Wir beweisen Gemeinschaftssinn durch Abstand

Außergewöhnliche Zeiten brauchen außergewöhnliche Maßnahmen. Bis vor zwei Wochen war es eine Selbstverständlichkeit aus tiefster Überzeugung, ein offenes, mit Leben gefülltes Haus zu sein. In Zeiten der schnellen Ausbreitung von COVID-19 mussten auch wir viele Vorkehrungen treffen, um uns und vor allem die kleinen Patienten bestmöglichst zu schützen.

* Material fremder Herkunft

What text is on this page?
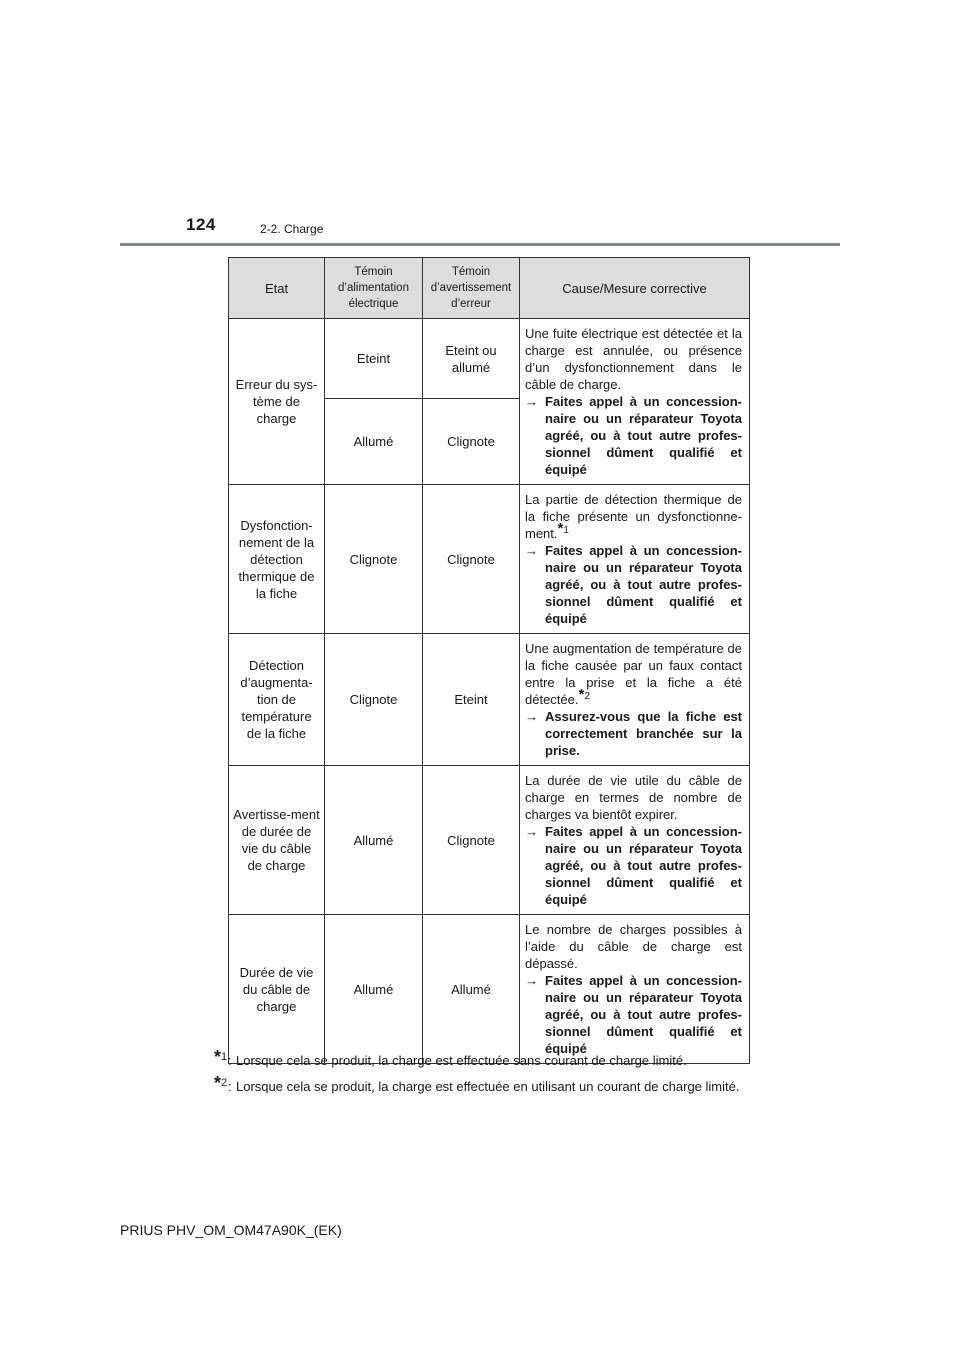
124	2-2. Charge
Etat	Témoin d’alimentation électrique	Témoin d’avertissement d’erreur	Cause/Mesure corrective
Erreur du sys-tème de charge	Eteint	Eteint ou allumé	Une fuite électrique est détectée et la charge est annulée, ou présence d’un dysfonctionnement dans le câble de charge.
→ Faites appel à un concession-naire ou un réparateur Toyota agréé, ou à tout autre profes-sionnel dûment qualifié et équipé

	Allumé	Clignote	
Dysfonction-nement de la détection thermique de la fiche	Clignote	Clignote	La partie de détection thermique de la fiche présente un dysfonctionne-ment.$^{*1}$
→ Faites appel à un concession-naire ou un réparateur Toyota agréé, ou à tout autre profes-sionnel dûment qualifié et équipé

Détection d’augmenta-tion de température de la fiche	Clignote	Eteint	Une augmentation de température de la fiche causée par un faux contact entre la prise et la fiche a été détectée.$^{*2}$
→ Assurez-vous que la fiche est correctement branchée sur la prise.

Avertisse-ment de durée de vie du câble de charge	Allumé	Clignote	La durée de vie utile du câble de charge en termes de nombre de charges va bientôt expirer.
→ Faites appel à un concession-naire ou un réparateur Toyota agréé, ou à tout autre profes-sionnel dûment qualifié et équipé

Durée de vie du câble de charge	Allumé	Allumé	Le nombre de charges possibles à l’aide du câble de charge est dépassé.
→ Faites appel à un concession-naire ou un réparateur Toyota agréé, ou à tout autre profes-sionnel dûment qualifié et équipé
*$^1$ : Lorsque cela se produit, la charge est effectuée sans courant de charge limité.
*$^2$ : Lorsque cela se produit, la charge est effectuée en utilisant un courant de charge limité.
PRIUS PHV_OM_OM47A90K_(EK)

Gartenarbeit an der frischen Luft lenkt ab
Spielen mit Abstand
Gemeinschaft mit Abstand
Viel Raum in unserem Essbereich

Uns haben in den vergangenen Tagen viele Anrufe und Mails erreicht. Wir schätzen es sehr, dass Sie alle, trotz dieser schwierigen, nie dagewesenen Situation, an uns denken. Viele von Ihnen fragen sich, wie kann denn ein Leben in diesen speziellen Zeiten im Ronald McDonald Haus überhaupt funktionieren?

Unser Haus ist nach wie vor gut belegt. Die im Haus lebenden Familien müssen sich an strenge Hygieneregeln halten, wir desinfizieren alles, wo immer es geht, Besuch wird derzeit nicht gestattet. Wer sich im Risikogebieten aufgehalten hat oder als Kontaktperson gilt hat keinen Zugang und kann nicht einziehen. Auch bitten wir die neu ankommenden Familien nur in Ausnahmesituationen Geschwisterkinder mit zu bringen, um die Patientenkinder, die derzeit im Haus sind, zu schützen.

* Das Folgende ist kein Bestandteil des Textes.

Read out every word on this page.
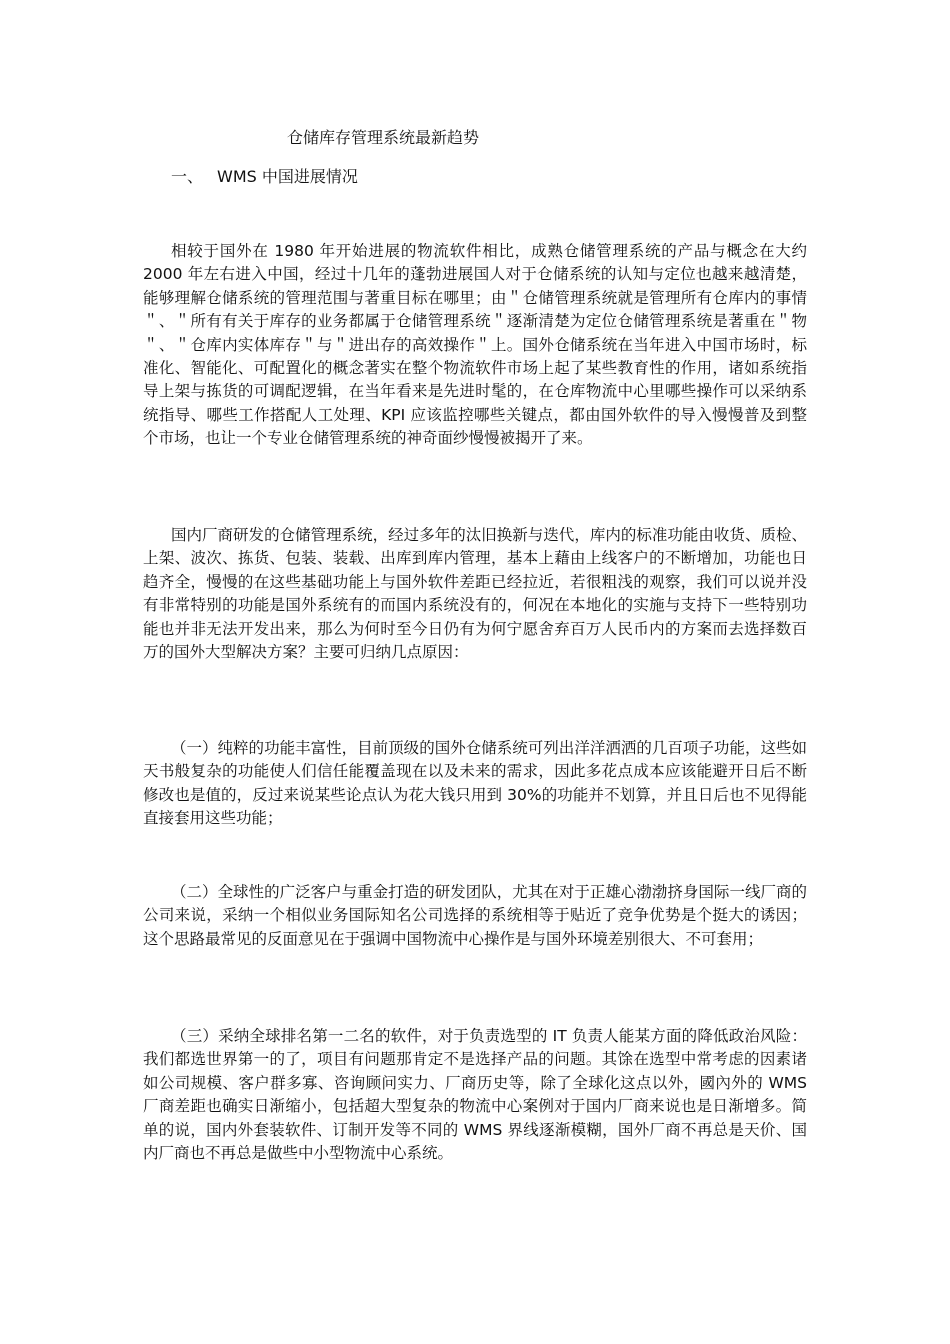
仓储库存管理系统最新趋势
一、 WMS 中国进展情况

相较于国外在 1980 年开始进展的物流软件相比，成熟仓储管理系统的产品与概念在大约 2000 年左右进入中国，经过十几年的蓬勃进展国人对于仓储系统的认知与定位也越来越清楚，能够理解仓储系统的管理范围与著重目标在哪里；由＂仓储管理系统就是管理所有仓库内的事情＂、＂所有有关于库存的业务都属于仓储管理系统＂逐渐清楚为定位仓储管理系统是著重在＂物＂、＂仓库内实体库存＂与＂进出存的高效操作＂上。国外仓储系统在当年进入中国市场时，标准化、智能化、可配置化的概念著实在整个物流软件市场上起了某些教育性的作用，诸如系统指导上架与拣货的可调配逻辑，在当年看来是先进时髦的，在仓库物流中心里哪些操作可以采纳系统指导、哪些工作搭配人工处理、KPI 应该监控哪些关键点，都由国外软件的导入慢慢普及到整个市场，也让一个专业仓储管理系统的神奇面纱慢慢被揭开了来。

国内厂商研发的仓储管理系统，经过多年的汰旧换新与迭代，库内的标准功能由收货、质检、上架、波次、拣货、包装、装载、出库到库内管理，基本上藉由上线客户的不断增加，功能也日趋齐全，慢慢的在这些基础功能上与国外软件差距已经拉近，若很粗浅的观察，我们可以说并没有非常特别的功能是国外系统有的而国内系统没有的，何况在本地化的实施与支持下一些特别功能也并非无法开发出来，那么为何时至今日仍有为何宁愿舍弃百万人民币内的方案而去选择数百万的国外大型解决方案？主要可归纳几点原因：

（一）纯粹的功能丰富性，目前顶级的国外仓储系统可列出洋洋洒洒的几百项子功能，这些如天书般复杂的功能使人们信任能覆盖现在以及未来的需求，因此多花点成本应该能避开日后不断修改也是值的，反过来说某些论点认为花大钱只用到 30%的功能并不划算，并且日后也不见得能直接套用这些功能；

（二）全球性的广泛客户与重金打造的研发团队，尤其在对于正雄心渤渤挤身国际一线厂商的公司来说，采纳一个相似业务国际知名公司选择的系统相等于贴近了竞争优势是个挺大的诱因；这个思路最常见的反面意见在于强调中国物流中心操作是与国外环境差别很大、不可套用；

（三）采纳全球排名第一二名的软件，对于负责选型的 IT 负责人能某方面的降低政治风险：我们都选世界第一的了，项目有问题那肯定不是选择产品的问题。其馀在选型中常考虑的因素诸如公司规模、客户群多寡、咨询顾问实力、厂商历史等，除了全球化这点以外，國內外的 WMS 厂商差距也确实日渐缩小，包括超大型复杂的物流中心案例对于国内厂商来说也是日渐增多。简单的说，国内外套装软件、订制开发等不同的 WMS 界线逐渐模糊，国外厂商不再总是天价、国内厂商也不再总是做些中小型物流中心系统。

Um die Abstände einzuhalten haben wir die Sitzgruppen verkleinert und die Eltern wissen, dass sie sich in der Küche und den Gemeinschaftsräumen nur mit der eigenen Familie aufhalten dürfen – alles Dinge, die Sie alle auch gut in Ihrem eigenen Umfeld in den letzten zwei Wochen kennen gelernt haben.

Das schwierigste für alle Bewohner ist in dieser Situation sicherlich, dass alle Verwöhn-Angebote ausfallen. Keine Wochenhighlights, wie Abendessen, Frühstück oder gar Stationskaffee. Externe Gruppen dürfen seit zwei Wochen nicht mehr ins Haus und unsere ehrenamtlichen Mitarbeiterinnen und Mitarbeiter bleiben seit letzter Woche zuhause und unterstützen uns von dort aus. Wie sieht das konkret aus? Einige Ehrenamtliche bringen kleine Kuchen oder Muffins für die Familien und übergeben uns diese an der Tür, andere holen sich Bastelmaterial und bereiten schon mal die Osternester vor oder bringen frische Blumen für die Tische im Haus.

Unsere Familien schlagen sich ganz tapfer, sie können aufgrund der derzeitigen Situation nur eingeschränkt zu den Kindern. Die freie Zeit wird Dank des guten Wetters im Garten in weit voneinander entfernten Liegestühlen oder bei ein wenig Gartenarbeit verbracht. Die Kinder werden mit Spielen, die möglichst viel Distanz bieten, beschäftigt. Wie Sie zu Hause dürfen auch wir dabei unsere ganze Kreativität ausleben. Das klappt in dieser kleinen, abgeschotteten Gemeinschaft wirklich sehr gut. Wir üben uns Tag für Tag in >Gemeinschaft mit Abstand< und sind stolz, dass dies, Dank der Mithilfe aller, so prima klappt.

Und dennoch freuen wir uns darauf, hoffentlich ganz bald unsere Türen wieder weit zu öffnen und Sie alle gesund wiederzusehen. Schön, dass Sie an unserer Seite bleiben.